I so appreciate your sense of humor - and your trust in His plan - in the midst of your difficulties. I'm stopping just now to pray for you. May God touch you - from the top of your head to the tip of your toes!

Kelly said...

I, too, appreciate your sense of humor and have to admit the resemblance between the hats had already caught my attention. :)

I'm sorry you have to do all this yet again, but am glad you have such a strong faith to see you through.

I'll be praying.

Tina said...

Sorry you have to try out another drug! Hope this one gives you a better outcome. God is with you each and every moment, and He will continue to give you the strength to walk through this. You will walk through the fire and not be consumed!
Bless you Judy! You continue to be in my prayers!

Persis said...

Continuing to pray. Your attitude is a testimony to God's grace.

Laurie M. said...

Dang it! I really wish you didn't have to go through all this. But your hope, joy, and humor continue to inspire me and others to look to Christ - the Savior of the world.

Sandy said...

Sorry to hear this, I will pray for you. I do love your sense of humor though!

Sandy said...

I am sorry to hear this, I will be praying for you. I do love your sense of humor though!

Maryann said...

So sorry you have to do this again, praying that the "friendly fire" effects will be minimal and that this drug will knock the cancer right back into remission.
You have a wonderful sense of humor and your trust in God is evident...will be praying

Debby said...

Oh, gees. Your faith during the twists and turns of the last few years that I've known you has been inspirational. And not just for me, I'd warrant. For many readers.

Beth L. Gainer said...

I'm so sorry the ovarian cancer has returned. You are doing all you can do to fight this disease, and I'm sure your religious faith will pull you through. I hope this chemo regimen is as tolerable as possible.

Dee said...

When the ladies in my support group talk about getting their topotecan we always laugh and say they are getting the parrot drug. At least it is a way to remember the name with all the chemo brain in the room.

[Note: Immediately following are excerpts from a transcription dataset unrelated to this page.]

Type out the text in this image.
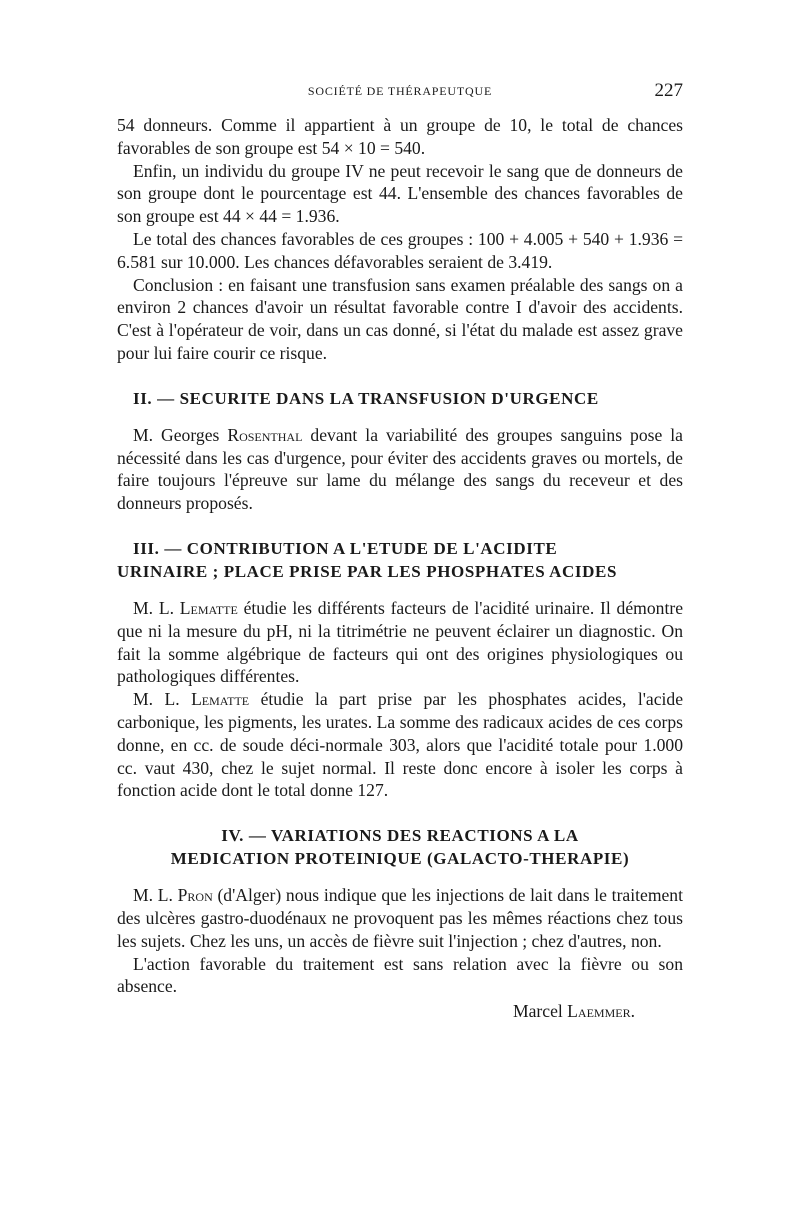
SOCIÉTÉ DE THÉRAPEUTQUE	227

54 donneurs. Comme il appartient à un groupe de 10, le total de chances favorables de son groupe est 54 × 10 = 540.

Enfin, un individu du groupe IV ne peut recevoir le sang que de donneurs de son groupe dont le pourcentage est 44. L'ensemble des chances favorables de son groupe est 44 × 44 = 1.936.

Le total des chances favorables de ces groupes : 100 + 4.005 + 540 + 1.936 = 6.581 sur 10.000. Les chances défavorables seraient de 3.419.

Conclusion : en faisant une transfusion sans examen préalable des sangs on a environ 2 chances d'avoir un résultat favorable contre I d'avoir des accidents. C'est à l'opérateur de voir, dans un cas donné, si l'état du malade est assez grave pour lui faire courir ce risque.

II. — SECURITE DANS LA TRANSFUSION D'URGENCE

M. Georges Rosenthal devant la variabilité des groupes sanguins pose la nécessité dans les cas d'urgence, pour éviter des accidents graves ou mortels, de faire toujours l'épreuve sur lame du mélange des sangs du receveur et des donneurs proposés.

III. — CONTRIBUTION A L'ETUDE DE L'ACIDITE
URINAIRE ; PLACE PRISE PAR LES PHOSPHATES ACIDES

M. L. Lematte étudie les différents facteurs de l'acidité urinaire. Il démontre que ni la mesure du pH, ni la titrimétrie ne peuvent éclairer un diagnostic. On fait la somme algébrique de facteurs qui ont des origines physiologiques ou pathologiques différentes.

M. L. Lematte étudie la part prise par les phosphates acides, l'acide carbonique, les pigments, les urates. La somme des radicaux acides de ces corps donne, en cc. de soude déci-normale 303, alors que l'acidité totale pour 1.000 cc. vaut 430, chez le sujet normal. Il reste donc encore à isoler les corps à fonction acide dont le total donne 127.

IV. — VARIATIONS DES REACTIONS A LA
MEDICATION PROTEINIQUE (GALACTO-THERAPIE)

M. L. Pron (d'Alger) nous indique que les injections de lait dans le traitement des ulcères gastro-duodénaux ne provoquent pas les mêmes réactions chez tous les sujets. Chez les uns, un accès de fièvre suit l'injection ; chez d'autres, non.

L'action favorable du traitement est sans relation avec la fièvre ou son absence.

Marcel Laemmer.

I also had tremendous pain from the neulasta.Then my doctor switched me to neupogen, You might ask to see if you could get away with one dose of that instead of the neulasta.

Every day is a Blessing!
Dee
womenofteal.blogspot.com

Jennifer Dougan said...

Hello White Stone,

I am so sorry, colorful parrot girl, that this cancer is taking you on another round of chemo. I have three friends whose lives have intersected with cancer now too, and I ache with them and pray for them. Thank for you for the honest glimpse into the world of meds and reactions. It teaches me.

Thank you for your honesty,
Jennifer Dougan
www.jenniferdougan.com

Diane said...

Even in this, God is there. Hugs and prayers for you, sweet sister.